Pacific yew occurs In open to dense forests, along streams, moist flats, slopes, deep ravines, and coves, from sea level to 2200 meters in elevation (7200’). Throughout most of its range, it occurs in the understory of closed canopies in late-successional forests dominated by large conifers such as Douglas fir (Pseudotsuga menziesii) and western hemlock (Tsuga heterophylla). In the southern parts of its range, Pacific yew can be found growing along seasonal streams beneath stands of coast redwood (Sequoia sempervirens), madrone (Arbutus menziesii), tan oak (Lithocarpus densiflorus), bay laurel (Umbellularia californica), and buckeye (Aesculus californica).

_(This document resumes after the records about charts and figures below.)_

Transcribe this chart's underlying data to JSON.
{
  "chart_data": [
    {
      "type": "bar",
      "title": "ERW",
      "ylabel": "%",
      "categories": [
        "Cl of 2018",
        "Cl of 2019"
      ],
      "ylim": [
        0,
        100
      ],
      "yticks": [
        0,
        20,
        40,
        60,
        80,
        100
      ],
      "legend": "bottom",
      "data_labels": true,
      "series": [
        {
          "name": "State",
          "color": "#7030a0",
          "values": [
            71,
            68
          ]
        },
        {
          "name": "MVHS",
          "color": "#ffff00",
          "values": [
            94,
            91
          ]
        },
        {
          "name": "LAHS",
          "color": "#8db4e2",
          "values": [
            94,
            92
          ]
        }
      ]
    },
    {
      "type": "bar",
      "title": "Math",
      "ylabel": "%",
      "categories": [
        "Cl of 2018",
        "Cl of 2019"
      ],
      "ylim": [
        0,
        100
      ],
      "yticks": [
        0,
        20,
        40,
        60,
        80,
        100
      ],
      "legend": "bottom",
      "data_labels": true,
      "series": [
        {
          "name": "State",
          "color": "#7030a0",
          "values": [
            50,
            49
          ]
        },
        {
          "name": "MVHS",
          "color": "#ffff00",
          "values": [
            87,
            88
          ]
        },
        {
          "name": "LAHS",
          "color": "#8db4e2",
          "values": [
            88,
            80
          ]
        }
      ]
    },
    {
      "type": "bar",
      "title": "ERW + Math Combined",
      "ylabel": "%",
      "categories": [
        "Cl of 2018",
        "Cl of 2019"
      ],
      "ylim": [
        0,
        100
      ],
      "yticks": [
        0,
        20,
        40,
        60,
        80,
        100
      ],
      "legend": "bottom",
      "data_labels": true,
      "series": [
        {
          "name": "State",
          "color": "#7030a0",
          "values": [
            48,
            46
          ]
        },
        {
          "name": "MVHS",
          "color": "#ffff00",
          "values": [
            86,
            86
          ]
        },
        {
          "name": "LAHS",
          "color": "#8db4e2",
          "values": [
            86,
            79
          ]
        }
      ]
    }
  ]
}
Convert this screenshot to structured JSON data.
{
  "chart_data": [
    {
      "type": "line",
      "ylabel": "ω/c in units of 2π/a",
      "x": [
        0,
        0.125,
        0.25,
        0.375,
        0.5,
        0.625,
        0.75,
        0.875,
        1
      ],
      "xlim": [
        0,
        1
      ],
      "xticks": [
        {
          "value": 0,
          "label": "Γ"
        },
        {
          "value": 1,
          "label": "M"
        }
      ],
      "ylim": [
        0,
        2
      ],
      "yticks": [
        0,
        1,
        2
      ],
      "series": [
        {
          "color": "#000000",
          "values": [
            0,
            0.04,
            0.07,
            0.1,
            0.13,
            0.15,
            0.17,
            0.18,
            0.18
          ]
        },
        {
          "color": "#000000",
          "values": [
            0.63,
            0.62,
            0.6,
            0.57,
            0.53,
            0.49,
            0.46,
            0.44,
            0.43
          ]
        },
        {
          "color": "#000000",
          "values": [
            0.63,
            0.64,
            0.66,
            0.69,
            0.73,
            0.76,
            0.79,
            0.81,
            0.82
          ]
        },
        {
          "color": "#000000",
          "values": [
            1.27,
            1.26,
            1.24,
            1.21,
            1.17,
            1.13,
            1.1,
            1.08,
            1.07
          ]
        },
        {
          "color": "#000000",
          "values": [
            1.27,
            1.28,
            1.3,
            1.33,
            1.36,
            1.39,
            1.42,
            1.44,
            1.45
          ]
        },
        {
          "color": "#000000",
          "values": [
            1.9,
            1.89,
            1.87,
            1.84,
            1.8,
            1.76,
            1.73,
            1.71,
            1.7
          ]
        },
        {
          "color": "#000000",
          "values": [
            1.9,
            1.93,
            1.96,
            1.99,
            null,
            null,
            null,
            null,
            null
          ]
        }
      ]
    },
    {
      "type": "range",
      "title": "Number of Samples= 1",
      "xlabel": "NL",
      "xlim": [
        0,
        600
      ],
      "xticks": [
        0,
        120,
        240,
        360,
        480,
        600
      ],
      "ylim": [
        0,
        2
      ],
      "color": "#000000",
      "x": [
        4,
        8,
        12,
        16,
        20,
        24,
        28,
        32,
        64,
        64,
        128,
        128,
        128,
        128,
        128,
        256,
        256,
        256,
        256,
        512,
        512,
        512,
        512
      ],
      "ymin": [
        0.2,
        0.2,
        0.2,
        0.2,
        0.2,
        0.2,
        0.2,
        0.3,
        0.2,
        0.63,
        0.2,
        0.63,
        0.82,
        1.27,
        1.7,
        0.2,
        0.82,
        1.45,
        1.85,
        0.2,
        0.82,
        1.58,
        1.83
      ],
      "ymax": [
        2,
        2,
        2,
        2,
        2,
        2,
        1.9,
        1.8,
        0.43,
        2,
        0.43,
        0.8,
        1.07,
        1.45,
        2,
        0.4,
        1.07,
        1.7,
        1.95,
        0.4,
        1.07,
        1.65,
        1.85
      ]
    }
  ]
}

In both the New World and Old World, yew wood has been valued by indigenous peoples for its strength and durability, making it an excellent source material for bows, spears, harpoons, clubs, fish hooks, spoons, spring poles for animal traps, fish net frames, combs, paddles and ceremonial objects. Since colonization of the Pacific Northwest, however, yew trees were not considered to have any value as a lumber source and they were cut indiscriminately and cast aside in the course of commercial logging operations.

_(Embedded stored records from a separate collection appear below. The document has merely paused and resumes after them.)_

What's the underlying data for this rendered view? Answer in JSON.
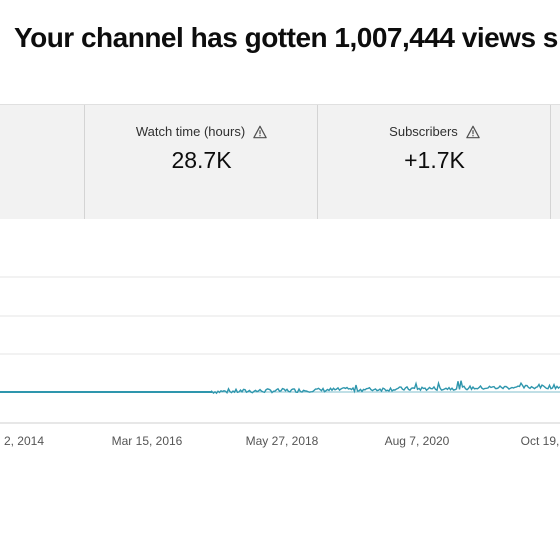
{
  "headline": "Your channel has gotten 1,007,444 views s",
  "metrics": [
    {
      "label": "Watch time (hours)",
      "value": "28.7K",
      "icon": "warning-icon"
    },
    {
      "label": "Subscribers",
      "value": "+1.7K",
      "icon": "warning-icon"
    }
  ],
  "chart_data": {
    "type": "line",
    "title": "",
    "xlabel": "",
    "ylabel": "",
    "x_tick_labels": [
      "2, 2014",
      "Mar 15, 2016",
      "May 27, 2018",
      "Aug 7, 2020",
      "Oct 19,"
    ],
    "line_color": "#2e96ad",
    "gridlines": true,
    "series": [
      {
        "points": [
          {
            "x": "2012",
            "y": 0.0
          },
          {
            "x": "2014",
            "y": 0.0
          },
          {
            "x": "2016",
            "y": 0.0
          },
          {
            "x": "2017",
            "y": 0.04
          },
          {
            "x": "2018",
            "y": 0.06
          },
          {
            "x": "2019",
            "y": 0.08
          },
          {
            "x": "2020",
            "y": 0.1
          },
          {
            "x": "2021",
            "y": 0.12
          },
          {
            "x": "2022",
            "y": 0.14
          },
          {
            "x": "2023",
            "y": 0.16
          }
        ]
      }
    ]
  }
}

But then something interesting happened. Pacific yew has long been thought to have medicinal properties. As early as 1962, naturally occurring compounds found in the bark of Pacific yew became the focus of research into its potential for treating various cancers. And in 1977 the anti-tumor properties of yew bark were confirmed in the laboratory. This occurred at a time when the term biodiversity was entering the popular vernacular, and this discovery was commonly cited when arguing the case for the preservation of the Earth’s temperate and tropical rain forests and the plant and animal species yet to be discovered there. In 1992, the FDA approved the use of Taxol for the treatment of ovarian cancer and in 1994 for the treatment of breast cancer. In 2000, annual sales of Taxol peaked at $1.6 billion, making it the best-selling cancer drug ever manufactured. The downside (and there is always a downside) is that it took large quantities of Pacific yew bark to produce the drug, posing a risk to natural stands of the tree. Fortunately, manufacturers have figured out how to synthesize the drug from the leaves of English yew, a species that is easily and widely cultivated.
In California, Pacific yew is found from Marin and Lake counties northward along the coast and from Mariposa County northward in the Sierra Nevada. It is not known to occur in the Santa Cruz Mountains. Although collections have been made in the San Francisco Bay Area from Alameda, Santa Clara, San Mateo and San Francisco counties, these are suspected to have come from planted specimens. Griffin and Critchfield (1972) concluded that Marin County is likely its southernmost limit. Pacific yew was not included in Howell, et al. (1958). So, because you won’t be coming across Pacific yew in San Francisco, you could reasonably ask why I chose it as the subject of this column. Well, I just thought it was interesting. And I learned a bunch of things in the process. Maybe you did, too.
Literature Cited
Griffin and Critchfield. 1972. The Distribution of Forest Trees in California.USDA Forest Servive Research Paper PSW- 82 /1972. Available online at https://www.fs.fed.us/psw/publications/documents/psw_rp082/psw_rp082.pdf
Howell, J.T., P.H. Raven, and P. Rubtzoff. 1958. A Flora of San Francisco, California. Univ. of San Francisco. 157 pp.